O contato com a arte começou ainda na infância. Antes de encontrar no grafite sua principal forma de expressão, Caio passou pela música e pela pintura. “Desde criança eu desenhava, mas não profissionalmente. Troquei o pincel pelo violão durante um bom tempo para me dedicar à música, até que o trabalho com design despertou novamente esse entusiasmo pela arte. Surgiram oportunidades comerciais, vi que funcionava bem para mim e resgatei essa identidade da infância”, conta.
Ao retomar o desenho, Caio encontrou no grafite uma forma de unir a criatividade à cidade onde vive. Para ele, o local onde a obra é feita também influencia o processo de criação.
“O lugar onde a gente vive agrega muito. Moramos numa área de praia e natureza, e trazemos isso para dentro do trabalho. Cada arte tem seu propósito e precisa estar alinhada ao local. O papel da arte é transformar e somar ao ambiente, não apenas decorar ou colorir”, explica.
Essa relação com São Vicente aparece em alguns de seus trabalhos mais marcantes. Um deles foi realizado em parceria com a Prefeitura, no acesso à Ponte Pênsil para quem vem do Japuí. O espaço, que havia ficado sem uso após uma reforma, ganhou novas cores e passou a fazer parte do cotidiano de quem circula pela ciclovia.
“A troca com o público foi incrível. As pessoas passavam, davam parabéns e identificavam elementos locais na pintura, como os pássaros da região”, relembra.
Outro exemplo está na Lagoa do Quarentenário, onde a arte passou a fazer parte de um espaço revitalizado para a prática esportiva. Segundo Caio, a mudança vai além da aparência do local e ajuda a aproximar a população dos espaços públicos.

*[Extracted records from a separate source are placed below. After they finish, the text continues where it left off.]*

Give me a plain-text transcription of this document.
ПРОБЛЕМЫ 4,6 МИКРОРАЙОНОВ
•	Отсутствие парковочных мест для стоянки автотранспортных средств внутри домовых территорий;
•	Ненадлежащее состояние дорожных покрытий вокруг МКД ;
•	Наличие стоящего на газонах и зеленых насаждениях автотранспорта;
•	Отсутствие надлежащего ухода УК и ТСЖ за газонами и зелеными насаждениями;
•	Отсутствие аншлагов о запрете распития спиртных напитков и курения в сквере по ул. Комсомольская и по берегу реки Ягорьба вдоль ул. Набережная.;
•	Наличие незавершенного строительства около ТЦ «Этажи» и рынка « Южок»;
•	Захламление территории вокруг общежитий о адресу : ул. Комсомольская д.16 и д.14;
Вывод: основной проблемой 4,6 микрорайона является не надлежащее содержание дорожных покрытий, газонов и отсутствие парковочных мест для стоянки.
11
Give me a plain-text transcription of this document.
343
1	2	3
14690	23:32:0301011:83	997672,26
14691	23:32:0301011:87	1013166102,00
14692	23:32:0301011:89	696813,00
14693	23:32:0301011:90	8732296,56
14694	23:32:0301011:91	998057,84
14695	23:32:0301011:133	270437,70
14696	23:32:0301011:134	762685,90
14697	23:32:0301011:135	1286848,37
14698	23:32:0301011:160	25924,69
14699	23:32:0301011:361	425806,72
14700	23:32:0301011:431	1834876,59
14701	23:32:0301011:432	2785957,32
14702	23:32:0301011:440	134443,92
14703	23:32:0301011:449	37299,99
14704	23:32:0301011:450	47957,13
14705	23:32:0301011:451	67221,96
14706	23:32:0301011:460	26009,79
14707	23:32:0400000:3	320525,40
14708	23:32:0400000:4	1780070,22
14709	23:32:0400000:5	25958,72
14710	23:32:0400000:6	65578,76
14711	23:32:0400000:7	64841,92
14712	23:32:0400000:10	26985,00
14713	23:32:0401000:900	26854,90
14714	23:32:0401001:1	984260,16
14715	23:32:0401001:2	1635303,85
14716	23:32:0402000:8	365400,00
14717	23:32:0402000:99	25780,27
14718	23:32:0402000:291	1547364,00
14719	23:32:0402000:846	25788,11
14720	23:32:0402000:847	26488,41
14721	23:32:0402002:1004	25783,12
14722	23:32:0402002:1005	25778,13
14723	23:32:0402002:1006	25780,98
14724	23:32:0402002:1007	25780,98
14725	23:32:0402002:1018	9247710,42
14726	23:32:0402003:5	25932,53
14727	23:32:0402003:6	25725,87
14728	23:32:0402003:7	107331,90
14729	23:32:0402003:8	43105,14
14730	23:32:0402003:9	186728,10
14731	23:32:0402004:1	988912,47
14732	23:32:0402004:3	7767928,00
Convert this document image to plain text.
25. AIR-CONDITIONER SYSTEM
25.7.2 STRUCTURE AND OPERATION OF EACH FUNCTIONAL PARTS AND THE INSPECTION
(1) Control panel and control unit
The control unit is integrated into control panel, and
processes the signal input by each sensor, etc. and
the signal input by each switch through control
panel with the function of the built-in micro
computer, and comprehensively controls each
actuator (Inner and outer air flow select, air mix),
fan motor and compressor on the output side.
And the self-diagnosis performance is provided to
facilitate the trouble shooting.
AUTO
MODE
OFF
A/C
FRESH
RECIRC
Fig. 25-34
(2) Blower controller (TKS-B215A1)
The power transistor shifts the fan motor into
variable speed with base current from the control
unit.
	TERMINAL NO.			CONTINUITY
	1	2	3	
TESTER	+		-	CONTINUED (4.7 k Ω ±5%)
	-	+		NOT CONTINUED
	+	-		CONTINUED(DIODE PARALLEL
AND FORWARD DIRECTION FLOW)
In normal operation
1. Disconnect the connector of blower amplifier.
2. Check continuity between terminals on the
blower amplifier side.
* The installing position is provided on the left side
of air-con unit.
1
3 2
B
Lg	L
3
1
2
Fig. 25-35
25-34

“A cor e a arte mudam nossa percepção para melhor. Isso traz um sentimento de pertencimento para a população”, afirma.
Para o grafiteiro, esse processo também mostra como a arte urbana vem conquistando novos espaços. Embora ainda exista preconceito e confusão entre grafite e vandalismo, Caio acredita que a atividade está cada vez mais valorizada.
“A arte vem galgando degraus, embora ainda exista preconceito e confusão com vandalismo”, pontua.
Como próximo projeto, ele sonha em transformar a subida do Ilha Porchat em uma galeria a céu aberto, preenchida por grafites. “Comecei fazendo um muro lá por conta própria, o que chamou a atenção da Prefeitura, mas o objetivo é transformar todo aquele percurso num caminho de arte. Seria um verdadeiro cartão-postal para São Vicente”.
Para o artista, transformar a arte em profissão exige mais do que talento. Organização, conhecimento técnico e responsabilidade também fazem parte da carreira.
“Não basta ter um pincel na mão e vontade; é preciso estudar e ter base técnica e profissional”, aconselha.
Aos jovens que sonham em seguir pelo caminho do grafite, Caio deixa uma mensagem de incentivo: “A cultura é a porta para a evolução das pessoas. Se prepare, faça a sua arte, porque a sua hora vai chegar”.